Lock and load

On the bottom floor of the Asheville Police Department, Evidence Manager Lee Smith wheels out a large mail cart full of guns. He follows that with two restaurant-size trash cans. All three have dozens of rifle muzzles protruding from them.

What a sight: APD Evidence Manager Lee Smith holds one of the more valuable weapons netted in the city’s recent effort to buy up guns. Photo By Jonathan Welch

Fishing deep into the mail cart, Smith pulls out a sawed-off, pump-action shotgun and points to the place where the weapon’s serial number has been filed away. “It makes you wonder what kind of situation it was used in,” he says.

But like the history of the other weapons rounded up during the department’s buyback campaign earlier this month, that information will remain lost along with the serial number. As part of the push to get guns off the street, officers involved in the program didn’t ask questions, they just paid out: $50 for handguns and rifles; $100 for assault weapons. For two weekends, the department set up shop at city community centers, buying up the guns. That effort ended Dec. 15.

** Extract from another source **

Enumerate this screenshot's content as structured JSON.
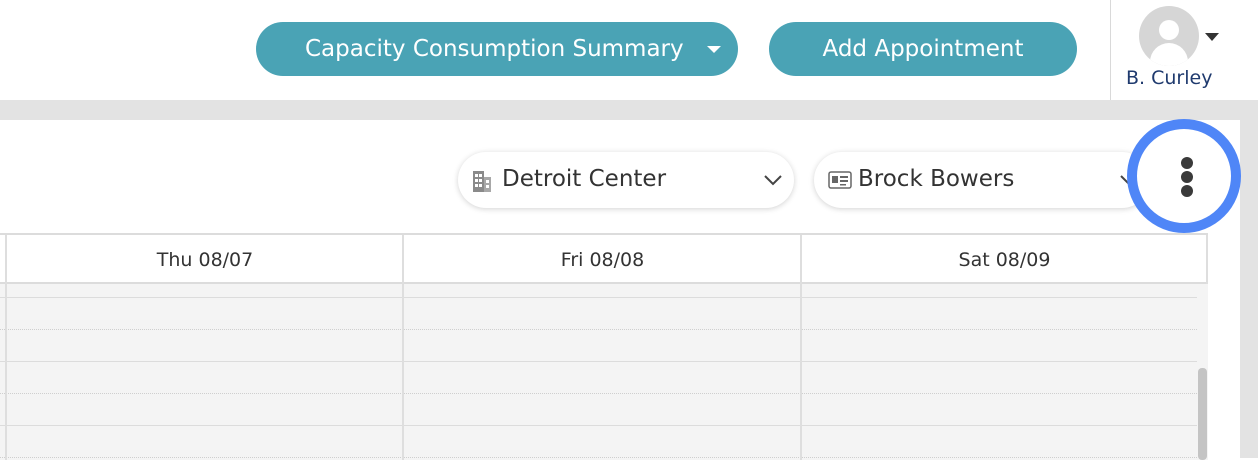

To date, more than 300 have been collected, Smith reports. Many are in poor shape—rickety and rusty. “Most of the weapons you are going to get are ones people have had sitting around,” he notes.

But a few are worth significantly more than the $50 offered by the APD. Pawnshops, however, require paperwork—a hassle if the gun was stolen or used in a crime.

After being run through a database to see if any were stolen, the guns will be shipped to Biltmore Iron and Metal for destruction. The whole load, says Smith, will be reduced to scrap in the space of two hours. A few select specimens may be rendered unfireable and used to train rookie officers and forensics experts.

Vice Mayor Jan Davis, who guided the issue onto a City Council agenda in November, is pleased with the results. “Even if it quit today, it’s a huge success,” he says.

But Davis, who worked with community activist (and former Vice Mayor) Gene Ellison to ignite the campaign, hopes to keep it going. There’s still money left from City Council’s $25,000 appropriation and the $7,000 in private donations, and Davis wants more stations set up to receive guns in 2008. In the meantime, anyone interested can call the APD and set up a time to make the sale—no questions asked.